Yuni dan Bik Ningsih segera membereskan sisa makanan, piring dan gelas yang ditinggalkan oleh mereka.

Yuni melakukan pekerjaan dengan cekatan dan rapih dan itu tak luput dari penglihatan Bu Tari. Dia merasa puas dengan hasil kerja Yuni yang begitu rajin dan tak kenal lelah.

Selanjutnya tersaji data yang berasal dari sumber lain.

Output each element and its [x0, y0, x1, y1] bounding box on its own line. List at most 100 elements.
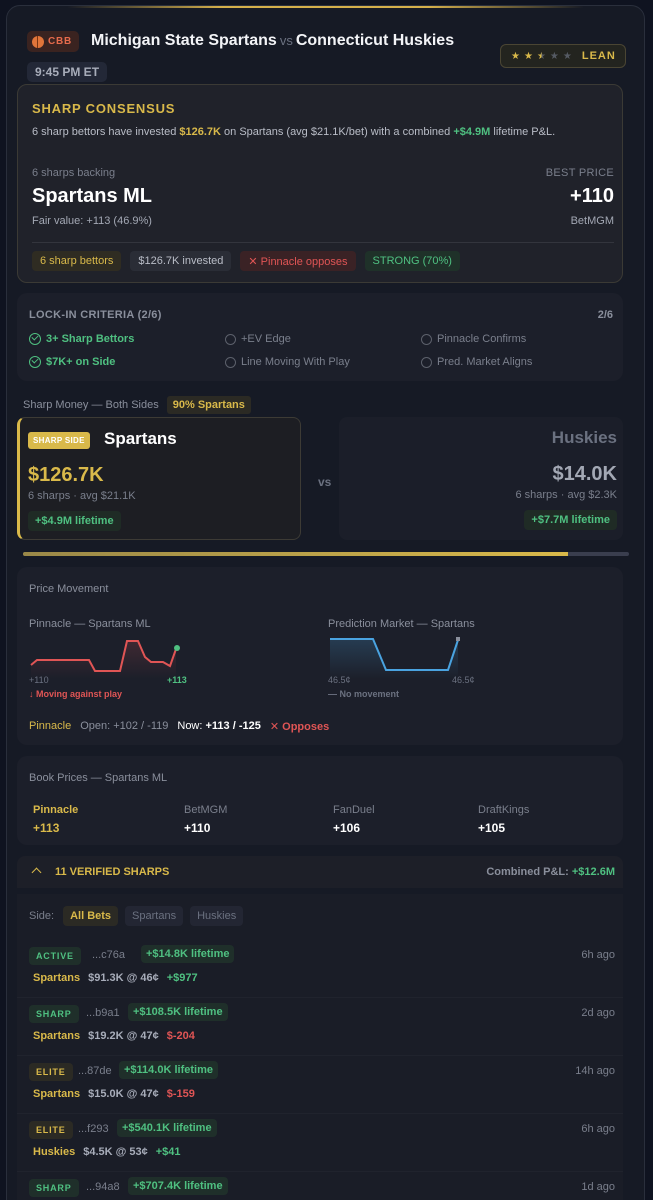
lockin-criteria-card: LOCK-IN CRITERIA (2/6) 2/6 3+ Sharp Bett…: [17, 293, 623, 381]
side-filter-label: Side:: [29, 910, 55, 922]
bet-amount: $4.5K @ 53¢: [83, 1146, 148, 1158]
sharp-row[interactable]: ACTIVE ...c76a +$14.8K lifetime 6h ago S…: [17, 940, 623, 997]
sharp-row[interactable]: ELITE ...87de +$114.0K lifetime 14h ago …: [17, 1055, 623, 1112]
filter-all-bets[interactable]: All Bets: [63, 906, 119, 926]
prediction-open-value: 46.5¢: [328, 675, 351, 685]
sharp-side-team: Spartans: [104, 429, 177, 448]
bet-team: Huskies: [33, 1146, 76, 1158]
divider: [32, 242, 614, 243]
book-draftkings[interactable]: DraftKings +105: [478, 804, 529, 835]
basketball-icon: [32, 35, 44, 48]
summary-text: 6 sharp bettors have invested: [32, 126, 180, 138]
bet-pnl: +$977: [166, 972, 198, 984]
criterion-unmet: Line Moving With Play: [225, 356, 350, 368]
now-value: +113 / -125: [205, 720, 261, 732]
now-label: Now:: [177, 720, 203, 732]
prediction-trend-note: — No movement: [328, 689, 400, 699]
summary-amount: $126.7K: [179, 126, 221, 138]
time-ago: 1d ago: [581, 1181, 615, 1193]
combined-pnl-label: Combined P&L:: [486, 866, 569, 878]
star-empty-icon: ★: [549, 50, 559, 62]
verified-sharps-toggle[interactable]: 11 VERIFIED SHARPS Combined P&L: +$12.6M: [17, 856, 623, 888]
check-circle-icon: [29, 356, 41, 368]
game-header: CBB Michigan State Spartans vs Connecticut…: [27, 26, 632, 86]
verified-sharps-list: Side: All Bets Spartans Huskies ACTIVE .…: [17, 894, 623, 1200]
pinnacle-now-value: +113: [167, 675, 187, 685]
empty-circle-icon: [421, 356, 432, 368]
wallet-address: ...b9a1: [86, 1007, 120, 1019]
bet-amount: $91.3K @ 46¢: [88, 972, 159, 984]
vs-label: vs: [279, 33, 293, 48]
criterion-label: 3+ Sharp Bettors: [46, 333, 135, 345]
bet-amount: $15.0K @ 47¢: [88, 1088, 159, 1100]
lockin-title: LOCK-IN CRITERIA (2/6): [29, 309, 162, 321]
tier-badge: ELITE: [29, 1121, 73, 1139]
prediction-chart-label: Prediction Market — Spartans: [328, 618, 475, 630]
sharp-money-header: Sharp Money — Both Sides 90% Spartans: [23, 396, 251, 414]
sport-label: CBB: [48, 36, 73, 47]
sharp-money-title: Sharp Money — Both Sides: [23, 399, 159, 411]
sharp-money-pct: 90% Spartans: [166, 396, 251, 414]
summary-text: on Spartans (avg $21.1K/bet) with a comb…: [220, 126, 454, 138]
book-prices-card: Book Prices — Spartans ML Pinnacle +113 …: [17, 756, 623, 845]
criterion-met: $7K+ on Side: [29, 356, 115, 368]
rating-label: LEAN: [581, 50, 616, 62]
bet-pnl: $-204: [166, 1030, 195, 1042]
sport-badge: CBB: [27, 31, 80, 52]
bet-team: Spartans: [33, 1088, 81, 1100]
invested-chip: $126.7K invested: [130, 251, 232, 271]
wallet-address: ...f293: [78, 1123, 109, 1135]
sharp-row[interactable]: SHARP ...94a8 +$707.4K lifetime 1d ago: [17, 1171, 623, 1200]
sharp-side-badge: SHARP SIDE: [28, 432, 90, 449]
bet-pnl: +$41: [155, 1146, 181, 1158]
lifetime-pnl: +$14.8K lifetime: [141, 945, 235, 963]
filter-huskies[interactable]: Huskies: [190, 906, 244, 926]
best-price-book: BetMGM: [570, 215, 614, 227]
sharp-side-card: SHARP SIDE Spartans $126.7K 6 sharps · a…: [17, 417, 301, 540]
rating-badge: ★ ★ ★ ★ ★ LEAN: [500, 44, 626, 68]
best-price-label: BEST PRICE: [545, 167, 614, 179]
time-ago: 6h ago: [581, 1123, 615, 1135]
book-name: FanDuel: [333, 804, 375, 816]
tier-badge: ELITE: [29, 1063, 73, 1081]
sharp-side-lifetime: +$4.9M lifetime: [28, 511, 121, 531]
book-price: +113: [33, 821, 60, 835]
tier-badge: SHARP: [29, 1179, 79, 1197]
bet-details: Spartans $91.3K @ 46¢ +$977: [33, 972, 198, 984]
price-movement-title: Price Movement: [29, 583, 109, 595]
star-empty-icon: ★: [562, 50, 572, 62]
filter-spartans[interactable]: Spartans: [125, 906, 184, 926]
book-fanduel[interactable]: FanDuel +106: [333, 804, 375, 835]
criterion-unmet: Pred. Market Aligns: [421, 356, 532, 368]
other-side-amount: $14.0K: [552, 463, 618, 485]
criterion-met: 3+ Sharp Bettors: [29, 333, 134, 345]
star-half-icon: ★: [536, 50, 546, 62]
pinnacle-label: Pinnacle: [29, 720, 72, 732]
book-betmgm[interactable]: BetMGM +110: [184, 804, 227, 835]
chevron-up-icon: [31, 867, 42, 878]
consensus-title: SHARP CONSENSUS: [32, 101, 176, 116]
consensus-chips: 6 sharp bettors $126.7K invested ✕ Pinna…: [32, 251, 460, 271]
sharp-row[interactable]: ELITE ...f293 +$540.1K lifetime 6h ago H…: [17, 1113, 623, 1170]
wallet-address: ...87de: [78, 1065, 112, 1077]
summary-pnl: +$4.9M: [453, 126, 491, 138]
pinnacle-open: Open: +102 / -119: [80, 720, 169, 732]
consensus-summary: 6 sharp bettors have invested $126.7K on…: [32, 124, 608, 140]
home-team: Michigan State Spartans: [91, 32, 277, 49]
criterion-label: Line Moving With Play: [241, 356, 350, 368]
fair-value: Fair value: +113 (46.9%): [32, 215, 152, 227]
combined-pnl-value: +$12.6M: [571, 866, 615, 878]
lifetime-pnl: +$114.0K lifetime: [119, 1061, 218, 1079]
empty-circle-icon: [421, 333, 432, 345]
star-icon: ★: [523, 50, 533, 62]
prediction-now-value: 46.5¢: [452, 675, 475, 685]
book-price: +105: [478, 821, 506, 835]
bet-amount: $19.2K @ 47¢: [88, 1030, 159, 1042]
book-pinnacle[interactable]: Pinnacle +113: [33, 804, 78, 835]
prediction-sparkline: [330, 637, 460, 679]
sharp-row[interactable]: SHARP ...b9a1 +$108.5K lifetime 2d ago S…: [17, 997, 623, 1054]
vs-label: vs: [318, 475, 332, 489]
pinnacle-chip: ✕ Pinnacle opposes: [240, 251, 356, 271]
pinnacle-now: Now: +113 / -125: [177, 720, 260, 733]
empty-circle-icon: [225, 333, 236, 345]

"Mam, teman-teman aku semua bilang kalau masakan Mami semuanya enak. Bahkan sampai ada yang bawa untuk dirumah lho!" Tukas Rafael seraya duduk disamping Maminya Bu Tari.

"Memangnya kamu kira itu masakan Mami?" Ucap Bu Tari dengan seraya menggoda anaknya.

"Lho bukannya tadi mirip seperti masakan Mami. Rasanya bahkan rendangnya seperti masakan Mami pas lebaran kemarin." Jawab Rafael dengan terheran-heran mendengar ucapan Maminya.

"Itu semua masakan Yuni Raf, mana mungkin Mami mau pulang kerja langsung masak. Ogah..apalagi Papi tidak sedang dirumah." Jawab Bu Tari sambil mencubit pipi Rafael.

Rafael pun melirik sekilas ke arah Yuni yang wajahnya menunduk, tak menyangka masakannya ternyata bisa dinikmati oleh teman-teman Rafael.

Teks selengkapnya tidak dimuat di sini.